Long before Donald Trump's firm was accused of plotting detours around the tax code to compensate its chief financial officer with carpeting, televisions and car leases, there were the $16,135 boilers.
The boilers were bought for that amount by Trump's father, Fred, in the 1990s for his apartment buildings. But in a bit of financial alchemy that embodied the family ethos of paying as little tax as possible, the elder Trump used inflated invoices to pay the bill, and the extra money was skimmed off for his children — all to avoid gift and inheritance taxes.
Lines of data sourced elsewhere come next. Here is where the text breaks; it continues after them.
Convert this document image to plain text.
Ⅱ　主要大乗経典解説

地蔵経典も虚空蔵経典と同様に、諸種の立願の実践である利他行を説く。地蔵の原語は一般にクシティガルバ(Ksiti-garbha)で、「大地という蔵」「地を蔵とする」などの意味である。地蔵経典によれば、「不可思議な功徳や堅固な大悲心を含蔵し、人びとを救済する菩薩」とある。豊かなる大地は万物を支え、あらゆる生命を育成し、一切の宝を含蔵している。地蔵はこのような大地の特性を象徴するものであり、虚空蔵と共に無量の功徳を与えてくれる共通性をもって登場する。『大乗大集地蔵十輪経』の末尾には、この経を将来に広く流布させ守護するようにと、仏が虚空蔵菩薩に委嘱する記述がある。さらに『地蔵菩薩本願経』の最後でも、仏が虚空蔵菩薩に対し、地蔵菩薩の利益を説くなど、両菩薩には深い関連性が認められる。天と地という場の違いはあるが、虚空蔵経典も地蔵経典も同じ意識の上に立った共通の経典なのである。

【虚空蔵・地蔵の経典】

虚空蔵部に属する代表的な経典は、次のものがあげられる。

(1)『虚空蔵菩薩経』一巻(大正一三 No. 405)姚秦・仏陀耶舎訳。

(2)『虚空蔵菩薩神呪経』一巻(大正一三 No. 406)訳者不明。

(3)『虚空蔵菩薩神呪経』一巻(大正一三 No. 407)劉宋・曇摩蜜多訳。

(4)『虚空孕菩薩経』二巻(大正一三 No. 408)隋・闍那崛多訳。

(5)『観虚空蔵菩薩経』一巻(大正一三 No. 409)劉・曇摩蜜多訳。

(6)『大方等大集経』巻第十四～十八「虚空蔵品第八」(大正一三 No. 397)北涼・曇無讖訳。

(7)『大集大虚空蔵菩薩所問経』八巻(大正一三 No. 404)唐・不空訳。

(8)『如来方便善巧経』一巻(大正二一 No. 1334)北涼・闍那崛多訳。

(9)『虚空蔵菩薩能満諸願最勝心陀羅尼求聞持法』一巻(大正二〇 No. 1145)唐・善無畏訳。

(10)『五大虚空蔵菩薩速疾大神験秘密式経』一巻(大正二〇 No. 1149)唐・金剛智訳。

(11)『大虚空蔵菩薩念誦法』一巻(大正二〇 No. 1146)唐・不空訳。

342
Echoes of the earlier scheme could be found in the indictment Thursday of the Trump Organization and CFO Allen Weisselberg, who first went to work for Fred Trump in the 1970s. While the amount of tax-free benefits that Weisselberg reportedly received is significant — $1.76 million over 15 years — the way the company went about doling them out is strikingly small-bore and incremental.
In fact, the first criminal case against the former president's company features no grand schemes to launder money through Russia, hide millions offshore or commit other offenses commensurate with a self-described global business empire headquartered on Fifth Avenue. Rather, details of the charges brought by a Manhattan grand jury have a rather low-rent feel that one might associate with a scrappy real estate operation born in Brooklyn and Queens.
Which, of course, it is.
The Trump Organization has always been a family business, tightly controlled by Trump and a small number of relatives and trusted associates, including Weisselberg. Although the company has about 3,500 employees worldwide, most are lower-tier workers at golf resorts and hotels, and only 122 made $100,000 or more in 2018, according to tax records for Trump and his businesses obtained by the New York Times.
The tax records, which the Times reported on last year, also reveal a deep commitment to maneuvering to winnow taxes to a minimum. Hundreds of millions of dollars in deductions for business expenses ran the gamut, from $6 for food in Uruguay and $10 for using a telephone in Panama to $13.7 million for "sales and marketing" in Las Vegas.
Of course, efficient accountants would not be doing their job if they did not try to maximize tax breaks. But in the indictment unsealed Thursday, the Trump Organization is accused of being too clever by half, to the point of criminality, in playing the game.